Masjid Al Mukaromah, disinilah tempat pilihan kami untuk memanjatkan segala doa dikala panggilan-Nya menjelma. Setelah sebelumnya kami sempat menghentikan laju mobil ke salah satu masjid yang ada di pusat jantung kota, namun sayang gerbang masjid tersebut masih terkunci dengan sangat rapatnya. Padahal waktu subuh telah berkelana, tetapi masjid tersebut masih tampak tak ada cahaya. Sehingga kamipun berlalu darinya. Tidak apa-apa, mungkin saja marbot di masjid itu masih terlelap dalam tidurnya, karena kelelahan sehingga lupa untuk membuka kunci pintu gerbang di kala waktu subuh tiba. Dan lupa mengumandangkan adzan disana. Sudahlah lupakan saja, masalah masjid yang masih terkunci rapat pintu gerbangnya. Yang terpenting kami sudah menemukan masjid yang lain untuk bisa segera menghadap kepada Allah swt. Namun lagi-lagi sayang seribu sayang, kami sedikit saja terlambat untuk bisa mengikuti sholat berjamaah di masjid ini. Setibanya kami di masjid tersebut, masjid sudah tampak sepi, tak ada satu orangpun terlihat di dalamnya, padahal waktu masih menunjukkan pukul 04.50 wib. Hanya 15 menit saja kami terlambat hadir dari panggilan adzan yang memanggema. Lagi-lagi suasana yang aneh menurut penglihatanku, satu jamaah pun sudah tak ada lagi di dalam masjid ini, entah mereka terpencar kemana perginya. Tanpa berpikir panjang kami pun segera turun dari mobil dan menuju tempat wudhu, membasuh wajah kami dengan kesejukan air yang ada, untuk segera melaksanakan panggilan-Nya. Kamipun pada akhirnya dengan penuh kekhusyu’an menyeru panggilan Sang Maha Rahiim, di sudut masjid ibukota dengan bertemankan sepi yang menyapa.
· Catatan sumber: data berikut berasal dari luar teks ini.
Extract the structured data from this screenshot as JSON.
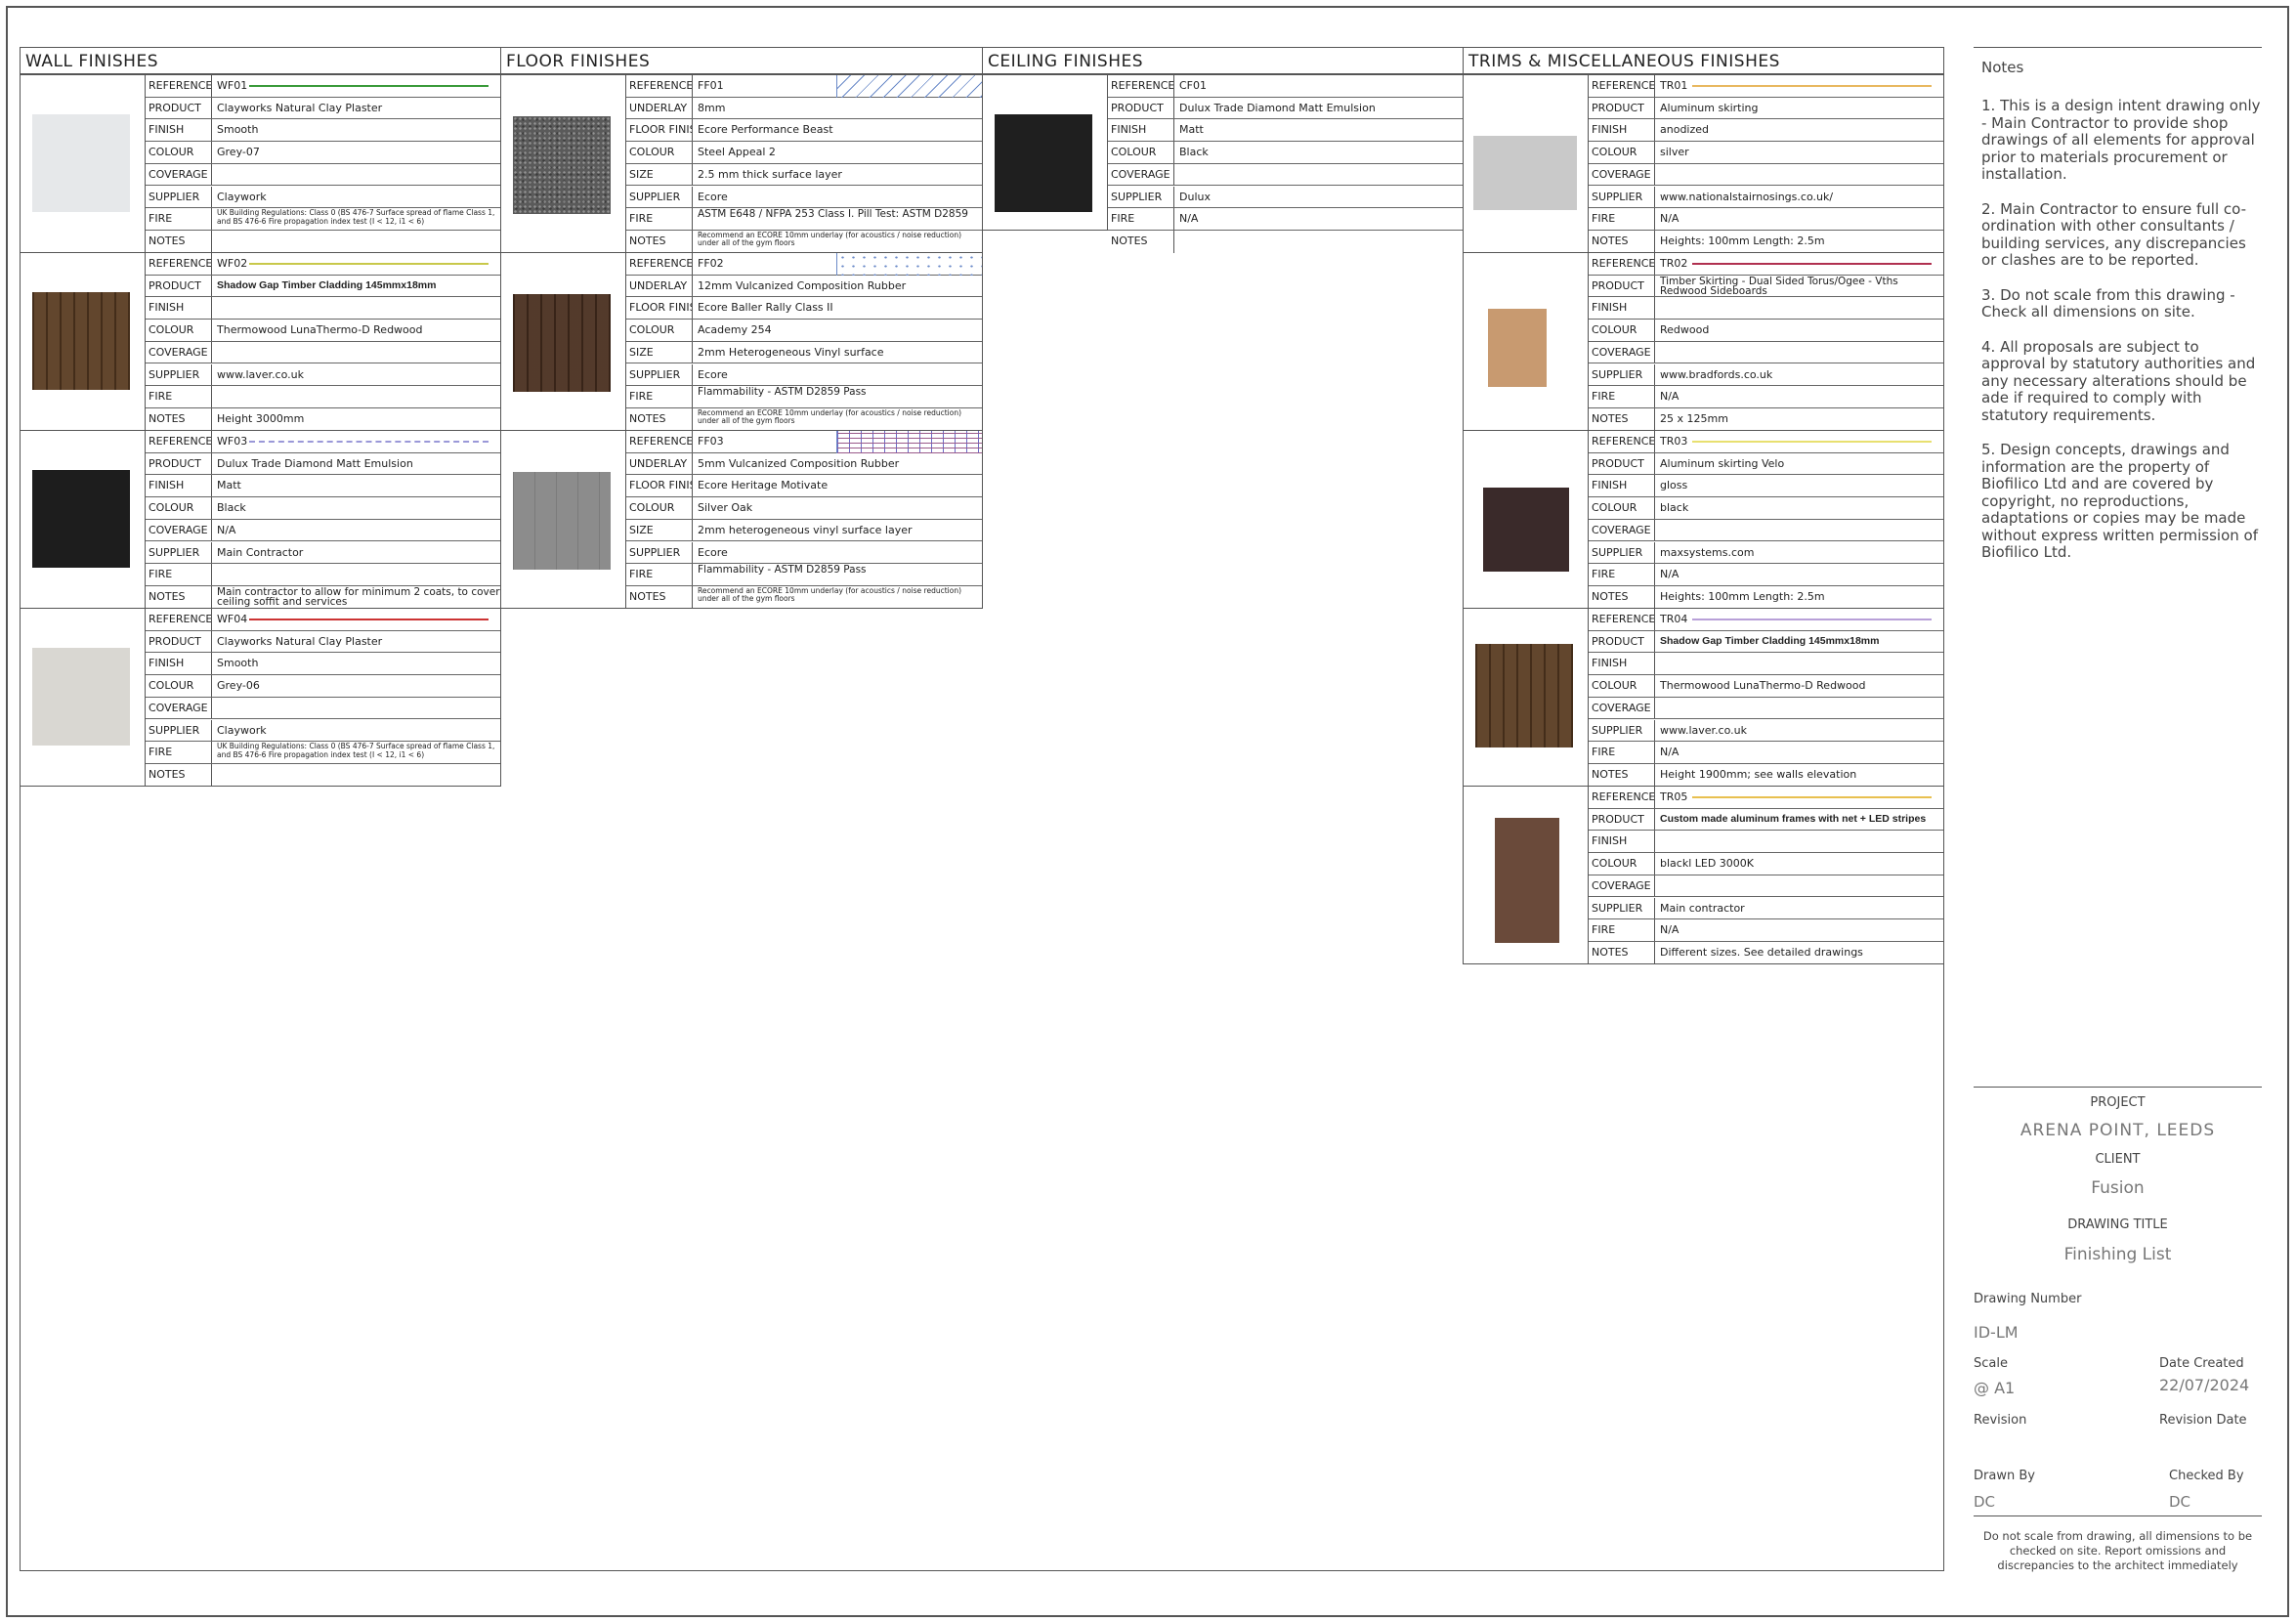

Alhamdulillah ya Robb, Engkau masih memberikan kami kesempatan untuk bisa sholat berjamaah, dan memberi kenikmatan khusyu’nya ibadah di tengah perjalanan kami. Inilah cinta yang Allah lukis dengan tangan lembutnya di atas cerita dunia yang fana. Indah dirasa, menenangkan jiwa. Itulah kesejukan yang menelusuri relung-relung hati kami. Di kala lantunan ayat-Nya menyeruak bumi, ketika jiwa seutuhnya berserah diri mengagungkan asma-asma Illahi. Sehingga sudah tak peduli lagi dimana posisi kami berdiri. Yang terpenting, diri ini bisa mendapatkan siraman yang menyejukkan jiwa dan raga dari Sang Maha Pencipta. Dan akupun hanyut pada pesona keindahan cinta-Nya, keelokan setiap bait-bait ayat suci-Nya. Rasanya tak ingin ku lepas dari-Nya. Hanya Dia Yang Maha Bijaksana, Maha Menenangkan Jiwa. Dan hanya kepada-Nya lah segalanya bermuara.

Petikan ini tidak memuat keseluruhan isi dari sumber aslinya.